The surveys were conducted by the IEO and the FAO --in the framework of their EAF-Nansen and CCLME projects-- along the continental shelf and slope off Morocco, Western Sahara, Mauritania, Senegal, The Gambia, Guinea-Bissau, Guinea, and Cabo Verde, between 2004 and 2012. In all these surveys, the EcoAfrik research team (UVIGO-IEO) led the development of a program focused on benthos intensive sampling. During these surveys a huge amount of quantitative biological data, environmental parameters of the water column and seabed, and important collections of benthic invertebrates were obtained.
After several years devoted to taxonomic study and the exhaustive review of the existing literature, an updated checklist of 138 cephalopods species was generated for the whole CCLME area.

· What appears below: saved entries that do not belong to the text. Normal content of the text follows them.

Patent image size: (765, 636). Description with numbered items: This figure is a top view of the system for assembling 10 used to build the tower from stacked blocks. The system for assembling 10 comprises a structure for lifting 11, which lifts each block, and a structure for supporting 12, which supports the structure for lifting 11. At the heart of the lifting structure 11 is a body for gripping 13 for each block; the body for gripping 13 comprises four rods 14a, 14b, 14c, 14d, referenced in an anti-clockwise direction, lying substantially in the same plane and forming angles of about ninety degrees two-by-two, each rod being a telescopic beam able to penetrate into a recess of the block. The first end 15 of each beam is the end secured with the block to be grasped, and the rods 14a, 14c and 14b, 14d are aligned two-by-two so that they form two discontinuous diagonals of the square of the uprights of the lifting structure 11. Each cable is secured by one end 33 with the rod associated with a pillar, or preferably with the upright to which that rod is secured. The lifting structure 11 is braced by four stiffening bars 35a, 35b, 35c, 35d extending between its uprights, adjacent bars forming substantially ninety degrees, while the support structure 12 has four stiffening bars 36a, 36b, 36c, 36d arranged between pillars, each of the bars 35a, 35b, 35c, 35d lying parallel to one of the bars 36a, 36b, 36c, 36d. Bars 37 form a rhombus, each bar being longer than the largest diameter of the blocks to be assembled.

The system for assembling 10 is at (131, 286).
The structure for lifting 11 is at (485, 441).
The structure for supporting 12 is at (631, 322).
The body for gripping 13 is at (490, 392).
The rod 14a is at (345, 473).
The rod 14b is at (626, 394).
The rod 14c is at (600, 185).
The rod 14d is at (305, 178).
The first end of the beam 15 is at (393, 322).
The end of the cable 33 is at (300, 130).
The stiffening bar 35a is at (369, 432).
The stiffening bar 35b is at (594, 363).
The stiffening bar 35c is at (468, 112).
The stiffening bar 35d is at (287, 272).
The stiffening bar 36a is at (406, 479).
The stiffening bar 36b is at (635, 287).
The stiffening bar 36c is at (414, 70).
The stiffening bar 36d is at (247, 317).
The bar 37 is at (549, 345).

Besides, the known geographical distributions of several species have been expanded, as some deep-sea octopuses (such as Muusoctopus januarii, Bathypolypus valdiviae or Cirrothauma murrayi) and many oceanic squids (such as Abralia siedleckyi, Magnoteuthis magna or Chtenopteryx sicula), some recorded for the first time in the area.
The CCLME hosts one of the four major marine upwelling systems and is the third concerning primary productivity worldwide, supporting the largest fisheries of the Atlantic African coast, with an annual production of approximately 2-3 million tonnes. Among the main target commercial species are included some cephalopod groups as squids, cuttlefishes and octopuses.
Although most of the cephalopod species with commercial value in the region have been well-studied, many aspects of the systematic, distribution, biogeography and ecology of other cephalopods are practically unknown.
The EcoAfrik collections represent an exceptional source of information that will provide a global view on the biodiversity, composition and distribution of cephalopods from Northwest Africa.
The article A review of cephalopods (Phylum: Mollusca) of the Canary Current Large Marine Ecosystem (Central-East Atlantic, African coast), published in the Journal of the Marine Biological Association of the United Kingdom, is available free for a month.